Forex prices reflect the relative value of one currency against another. Most pairs trade at values around 1.0 (EURUSD = 1.10, GBPUSD = 1.27, AUDUSD = 0.66). A 4th-decimal move (0.0001) is roughly 0.01% of the price — small enough to be a meaningful unit but large enough to actually appear in market data.

JPY pairs are different because the yen has 100x lower per-unit value than the dollar (USDJPY = 150, not 1.50). The same 0.01% move at JPY's price level is 0.015 — too granular. The convention is to express JPY pip moves at the 2nd decimal (0.01), which keeps the practical "1 pip ≈ small but measurable move" feeling consistent.

Gold (XAUUSD) trades at thousands ($2,400+). Pip conventions vary by broker — most use 0.10 as 1 pip, some use 0.01 (10 pipettes per pip). Always check broker contract specs.

How to calculate pip value (the formula)

Pip value formula:

(pip size × lot size in units) / current exchange rate (if quote currency ≠ USD)

EURUSD example: - Pip size: 0.0001 - Lot size: 100,000 units (1 standard lot) - Quote currency = USD, so no conversion - Pip value = 0.0001 × 100,000 = $10/pip

USDJPY example: - Pip size: 0.01 - Lot size: 100,000 USD - Quote currency = JPY at 150 - Raw value: 0.01 × 100,000 = ¥1,000 - Convert to USD: ¥1,000 / 150 = $6.67/pip

This is why USDJPY pip value is ~$6-9 (not $10 like EURUSD) — JPY is the quote currency, so you have to convert back to your account currency.

Pipettes — the 5th decimal

Modern broker pricing has a 5th decimal on most pairs (EURUSD = 1.08543) and a 3rd decimal on JPY pairs (USDJPY = 150.234). This 5th/3rd decimal is called a "pipette" or "fractional pip" and equals 1/10th of a pip.

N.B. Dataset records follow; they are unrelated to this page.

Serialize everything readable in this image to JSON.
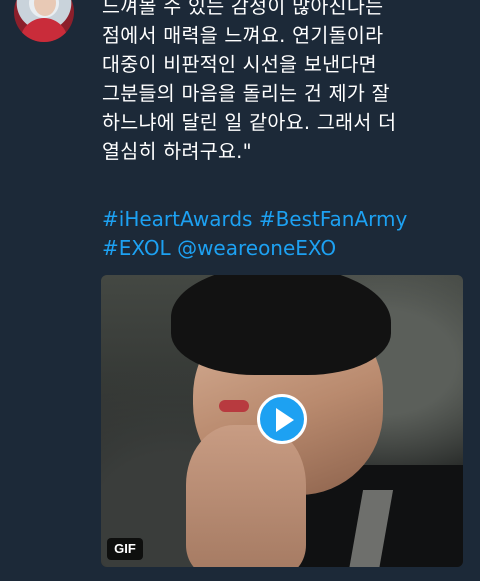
{
  "tweet": {
    "body_lines": [
      "느껴볼 수 있는 감정이 많아진다는",
      "점에서 매력을 느껴요. 연기돌이라",
      "대중이 비판적인 시선을 보낸다면",
      "그분들의 마음을 돌리는 건 제가 잘",
      "하느냐에 달린 일 같아요. 그래서 더",
      "열심히 하려구요.\""
    ],
    "hashtags": {
      "tag1": "#iHeartAwards",
      "tag2": "#BestFanArmy",
      "tag3": "#EXOL",
      "mention": "@weareoneEXO"
    },
    "media": {
      "badge": "GIF",
      "play_icon": "play-icon"
    }
  },
  "colors": {
    "background": "#1c2938",
    "text": "#ffffff",
    "link": "#1da1f2"
  }
}
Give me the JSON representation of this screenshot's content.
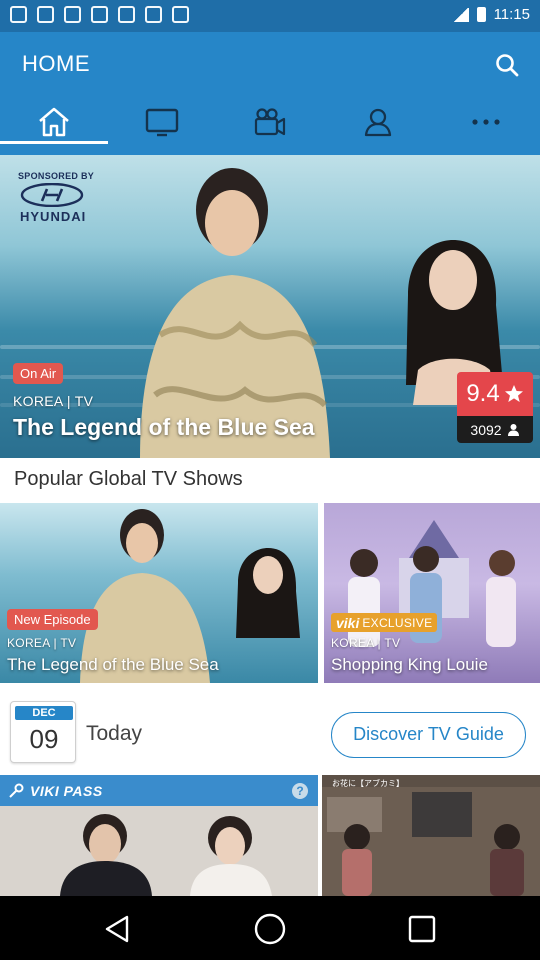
{
  "status_bar": {
    "time": "11:15"
  },
  "header": {
    "title": "HOME"
  },
  "tabs": [
    {
      "name": "home",
      "icon": "home-icon"
    },
    {
      "name": "tv",
      "icon": "tv-icon"
    },
    {
      "name": "movies",
      "icon": "video-camera-icon"
    },
    {
      "name": "profile",
      "icon": "person-icon"
    },
    {
      "name": "more",
      "icon": "more-icon"
    }
  ],
  "hero": {
    "sponsor_label": "SPONSORED BY",
    "sponsor_name": "HYUNDAI",
    "badge": "On Air",
    "meta": "KOREA | TV",
    "title": "The Legend of the Blue Sea",
    "rating": "9.4",
    "votes": "3092"
  },
  "popular": {
    "section_title": "Popular Global TV Shows",
    "cards": [
      {
        "badge": "New Episode",
        "meta": "KOREA | TV",
        "title": "The Legend of the Blue Sea"
      },
      {
        "badge_brand": "viki",
        "badge": "EXCLUSIVE",
        "meta": "KOREA | TV",
        "title": "Shopping King Louie"
      }
    ]
  },
  "today": {
    "month": "DEC",
    "day": "09",
    "label": "Today",
    "guide_button": "Discover TV Guide"
  },
  "bottom": {
    "pass_label": "VIKI PASS",
    "thumb2_caption": "お花に【アブカミ】"
  },
  "colors": {
    "primary": "#2686c8",
    "status": "#1f6ea8",
    "badge_red": "#e2584f",
    "rating_red": "#e4464b",
    "viki_orange": "#e7a12c"
  }
}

Why pipettes exist: in the old days (pre-2010) brokers quoted to 4 decimals only and competed mostly on spread width. Pipettes let brokers compete on tiny pricing differences — "0.6 pip spread vs 0.7 pip spread" matters more when you can quote 0.65 vs 0.74.

For traders, pipettes don't change the math. A "5-pip stop loss" still means 5 full pips (50 pipettes). Just be careful when copying spreads from broker comparison tables — "0.0 pip" usually means 0.0 pip + spreads sometimes including pipettes.

Frequently asked

Why is pip value different on different pairs?

Because pip value depends on the quote currency. EURUSD's quote is USD (1 pip = $10/lot). USDJPY's quote is JPY, so you must convert ¥1000 back to USD using the current rate.

How many pips should my stop loss be?

Depends on volatility and timeframe. Day traders on EURUSD typically use 15-30 pip stops. Swing traders use 50-150 pips. Position size = (account × risk%) / (stop pips × pip value). Use the calculator.

Are pip values the same in all account currencies?

No. If your account is in EUR but you trade EURUSD, pip value depends on the EURUSD rate at calculation time. Most modern broker platforms show pip value in your account currency in real-time.